Several investigative reports have been published in recent years, including in Haaretz, concerning Intellexa's activities around the world. The first report was about the company's move from Cyprus to Greece.

Dilian and the firm faced a criminal investigation in Cyprus in the past, and a firm affiliated with it was found guilty this year of illegally siphoning data from Larnaca's airport – though Dilian himself was cleared of all charges.

It represented the first case of a European national being targeted by the Predator spyware created by the Israeli-owned firm Cytrox, which is owned by Intellexa.

It was later revealed that the head of the socialist party in Greece was also the target of espionage, as well as a senior official at Meta.

Collaborating with a group of journalists, Haaretz exposed how Intellexa's Predator spyware was also sold to a Sudanese militia and even to militants in Bangladesh – countries that Israelis are prohibited from doing business with.

Since then, there has an ongoing series of reports about the company and its spyware – manufactured by Cytrox – which, as Haaretz exposed, received an initial investment from Israel Aerospace Industries, which later withdrew its involvement in the company.

Cyber companies Sekoia.io and Recorded Future simultaneously released investigations about the sanctions that revealed a new Predator spyware infrastructure in 11 countries with repressive regimes. Most of the countries had already been identified, but the new infrastructure has also been discovered for the first time in the Philippines and Botswana, researchers from Recorded Future's Insikt Group noted.

Extensive infrastructure was also discovered in Saudi Arabia, Angola, Armenia, Egypt, Indonesia, Kazakhstan, Oman, Madagascar, and Trinidad and Tobago.

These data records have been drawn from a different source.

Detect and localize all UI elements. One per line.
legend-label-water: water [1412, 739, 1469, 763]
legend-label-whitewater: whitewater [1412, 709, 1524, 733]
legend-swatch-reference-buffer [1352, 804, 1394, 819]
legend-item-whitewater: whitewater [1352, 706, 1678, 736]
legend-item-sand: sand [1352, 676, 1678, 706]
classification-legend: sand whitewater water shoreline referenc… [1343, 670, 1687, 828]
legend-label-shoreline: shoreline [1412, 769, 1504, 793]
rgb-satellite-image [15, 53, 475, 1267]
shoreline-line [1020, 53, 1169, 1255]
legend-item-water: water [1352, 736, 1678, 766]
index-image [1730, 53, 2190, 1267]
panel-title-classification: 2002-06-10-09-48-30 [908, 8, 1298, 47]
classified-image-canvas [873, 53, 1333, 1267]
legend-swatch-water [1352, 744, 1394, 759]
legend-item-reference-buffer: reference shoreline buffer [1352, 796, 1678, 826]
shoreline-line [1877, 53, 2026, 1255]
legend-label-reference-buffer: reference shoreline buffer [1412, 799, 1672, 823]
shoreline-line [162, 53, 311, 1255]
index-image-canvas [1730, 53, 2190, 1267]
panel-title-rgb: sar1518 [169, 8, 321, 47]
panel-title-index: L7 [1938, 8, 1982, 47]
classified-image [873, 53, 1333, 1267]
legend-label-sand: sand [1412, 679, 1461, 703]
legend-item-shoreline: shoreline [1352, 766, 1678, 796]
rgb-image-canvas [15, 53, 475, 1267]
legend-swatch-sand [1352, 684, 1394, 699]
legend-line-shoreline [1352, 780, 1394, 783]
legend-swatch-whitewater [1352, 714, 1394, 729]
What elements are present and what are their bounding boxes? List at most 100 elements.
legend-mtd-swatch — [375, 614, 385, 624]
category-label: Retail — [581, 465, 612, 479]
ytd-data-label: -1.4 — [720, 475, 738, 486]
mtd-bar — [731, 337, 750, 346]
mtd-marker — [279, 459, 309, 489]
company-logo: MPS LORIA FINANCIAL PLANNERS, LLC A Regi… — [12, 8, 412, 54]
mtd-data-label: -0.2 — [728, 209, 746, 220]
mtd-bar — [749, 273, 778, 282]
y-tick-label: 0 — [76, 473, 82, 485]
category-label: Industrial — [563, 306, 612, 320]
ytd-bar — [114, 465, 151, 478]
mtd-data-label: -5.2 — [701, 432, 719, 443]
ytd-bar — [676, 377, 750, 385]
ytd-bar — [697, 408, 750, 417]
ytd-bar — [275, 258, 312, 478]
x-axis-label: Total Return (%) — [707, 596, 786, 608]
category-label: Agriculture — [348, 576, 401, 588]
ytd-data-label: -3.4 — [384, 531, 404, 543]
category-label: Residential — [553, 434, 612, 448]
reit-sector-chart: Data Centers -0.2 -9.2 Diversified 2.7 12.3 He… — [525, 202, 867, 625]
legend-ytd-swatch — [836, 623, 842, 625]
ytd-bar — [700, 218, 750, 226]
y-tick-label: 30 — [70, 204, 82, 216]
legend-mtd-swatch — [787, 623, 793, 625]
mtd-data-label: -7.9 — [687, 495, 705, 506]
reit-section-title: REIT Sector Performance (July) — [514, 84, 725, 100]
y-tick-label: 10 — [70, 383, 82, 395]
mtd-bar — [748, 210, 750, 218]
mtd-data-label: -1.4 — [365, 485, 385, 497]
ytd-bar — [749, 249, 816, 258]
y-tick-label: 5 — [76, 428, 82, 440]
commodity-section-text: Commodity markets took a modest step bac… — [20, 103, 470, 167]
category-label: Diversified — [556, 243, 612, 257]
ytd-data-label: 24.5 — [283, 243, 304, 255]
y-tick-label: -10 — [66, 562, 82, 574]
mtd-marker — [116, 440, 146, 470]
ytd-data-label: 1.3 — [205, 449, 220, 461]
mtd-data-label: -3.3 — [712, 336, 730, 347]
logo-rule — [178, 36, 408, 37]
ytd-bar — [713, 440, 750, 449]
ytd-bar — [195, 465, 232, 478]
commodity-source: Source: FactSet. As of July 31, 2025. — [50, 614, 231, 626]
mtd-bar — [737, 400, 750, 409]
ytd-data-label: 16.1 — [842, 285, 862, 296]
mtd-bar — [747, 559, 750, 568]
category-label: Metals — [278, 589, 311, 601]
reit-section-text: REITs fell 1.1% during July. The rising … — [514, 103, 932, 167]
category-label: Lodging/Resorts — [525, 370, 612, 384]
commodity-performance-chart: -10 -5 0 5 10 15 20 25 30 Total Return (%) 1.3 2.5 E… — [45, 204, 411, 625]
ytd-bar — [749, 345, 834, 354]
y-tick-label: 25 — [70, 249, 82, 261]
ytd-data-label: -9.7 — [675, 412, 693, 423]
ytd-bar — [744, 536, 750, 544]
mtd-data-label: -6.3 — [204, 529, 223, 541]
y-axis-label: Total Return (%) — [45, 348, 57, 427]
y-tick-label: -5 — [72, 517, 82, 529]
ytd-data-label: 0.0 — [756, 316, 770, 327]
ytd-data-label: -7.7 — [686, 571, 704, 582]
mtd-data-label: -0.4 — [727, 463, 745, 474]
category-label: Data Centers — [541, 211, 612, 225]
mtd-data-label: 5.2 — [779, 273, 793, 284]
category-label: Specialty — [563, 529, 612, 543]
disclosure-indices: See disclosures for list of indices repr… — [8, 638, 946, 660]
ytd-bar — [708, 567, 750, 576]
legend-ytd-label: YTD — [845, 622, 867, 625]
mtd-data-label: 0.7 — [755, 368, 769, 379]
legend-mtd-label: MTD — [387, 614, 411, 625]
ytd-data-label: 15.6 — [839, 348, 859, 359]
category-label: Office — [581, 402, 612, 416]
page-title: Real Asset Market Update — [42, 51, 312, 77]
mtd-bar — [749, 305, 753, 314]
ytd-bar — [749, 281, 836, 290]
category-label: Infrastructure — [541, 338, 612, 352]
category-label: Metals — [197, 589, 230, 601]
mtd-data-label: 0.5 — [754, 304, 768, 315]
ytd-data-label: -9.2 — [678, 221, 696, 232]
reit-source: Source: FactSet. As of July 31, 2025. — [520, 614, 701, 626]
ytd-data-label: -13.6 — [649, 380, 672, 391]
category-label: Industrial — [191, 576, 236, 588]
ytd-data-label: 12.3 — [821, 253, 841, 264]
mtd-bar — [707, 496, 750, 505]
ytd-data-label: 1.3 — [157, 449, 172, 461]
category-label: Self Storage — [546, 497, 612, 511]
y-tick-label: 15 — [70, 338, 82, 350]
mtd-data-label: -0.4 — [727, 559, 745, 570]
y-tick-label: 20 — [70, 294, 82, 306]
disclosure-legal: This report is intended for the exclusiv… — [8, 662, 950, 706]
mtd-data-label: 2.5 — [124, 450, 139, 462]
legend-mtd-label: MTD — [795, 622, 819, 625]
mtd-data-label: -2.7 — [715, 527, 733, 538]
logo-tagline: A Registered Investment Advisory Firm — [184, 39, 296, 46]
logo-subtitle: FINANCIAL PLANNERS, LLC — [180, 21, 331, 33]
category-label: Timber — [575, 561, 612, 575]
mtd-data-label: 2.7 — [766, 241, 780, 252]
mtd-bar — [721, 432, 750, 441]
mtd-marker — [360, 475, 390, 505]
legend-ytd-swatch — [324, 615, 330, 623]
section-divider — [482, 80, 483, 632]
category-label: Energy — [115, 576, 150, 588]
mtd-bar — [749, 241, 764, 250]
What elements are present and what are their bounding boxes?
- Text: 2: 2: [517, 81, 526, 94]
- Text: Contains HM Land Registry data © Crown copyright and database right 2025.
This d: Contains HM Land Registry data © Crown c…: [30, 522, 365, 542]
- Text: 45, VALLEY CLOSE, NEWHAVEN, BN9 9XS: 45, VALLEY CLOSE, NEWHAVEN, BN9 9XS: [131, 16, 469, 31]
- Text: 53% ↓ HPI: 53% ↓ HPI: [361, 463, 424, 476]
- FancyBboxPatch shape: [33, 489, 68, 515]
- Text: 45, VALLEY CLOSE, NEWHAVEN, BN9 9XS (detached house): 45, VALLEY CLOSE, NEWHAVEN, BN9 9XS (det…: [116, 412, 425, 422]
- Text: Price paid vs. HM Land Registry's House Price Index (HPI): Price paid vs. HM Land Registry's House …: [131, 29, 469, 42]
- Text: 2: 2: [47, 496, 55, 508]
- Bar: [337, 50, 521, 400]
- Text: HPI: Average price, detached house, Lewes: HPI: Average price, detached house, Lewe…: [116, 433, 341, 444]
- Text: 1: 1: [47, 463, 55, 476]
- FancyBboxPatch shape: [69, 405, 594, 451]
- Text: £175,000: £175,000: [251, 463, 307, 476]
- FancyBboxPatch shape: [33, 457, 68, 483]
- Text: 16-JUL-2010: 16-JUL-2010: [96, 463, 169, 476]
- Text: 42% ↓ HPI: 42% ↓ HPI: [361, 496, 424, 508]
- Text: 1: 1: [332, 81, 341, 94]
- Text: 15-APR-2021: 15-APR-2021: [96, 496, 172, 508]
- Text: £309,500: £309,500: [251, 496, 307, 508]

An industry expert in Israel's spyware industry told Haaretz that the sanctions prove that the U.S. will not let up on Israel. "Like at the start with the executive order, and then with its denial of visas, this step shows that the U.S. is serious about its intentions towards the industry and that it will reach you – even if you operate from Europe or the Persian Gulf," said the source. "NSO Group and Candiru were a signal, and it's now a war."

BREAKING: US Treasury sanctions commercial spyware consortium & key enablers for spyware abuses.

OFAC designations = America’s big gun.

First time they’re used against a mercenary spyware company.

Huge deal, let me break the #sanctions against #Intellexa down 1/ pic.twitter.com/nqdLqDwmSv

— John Scott-Railton (@jsrailton) March 5, 2024

According to John Scott-Railton, a senior researcher at the Citizen Lab institute who is at the forefront of the fight against mercenary spyware companies, this is a dramatic development. "This is the first time that we've seen the use of such sanctions, the most serious kind that America has, against spyware companies, and I find it hard to believe that this will be the last time."

"If I were an industry executive, I would be panicking right now," continued Scott-Railton. "The American decision is also a signal to Europe, which is at the height of their own spyware crisis. The U.S. is creating a new surveillance model here, and it remains to be seen whether the Europeans will impose similar sanctions."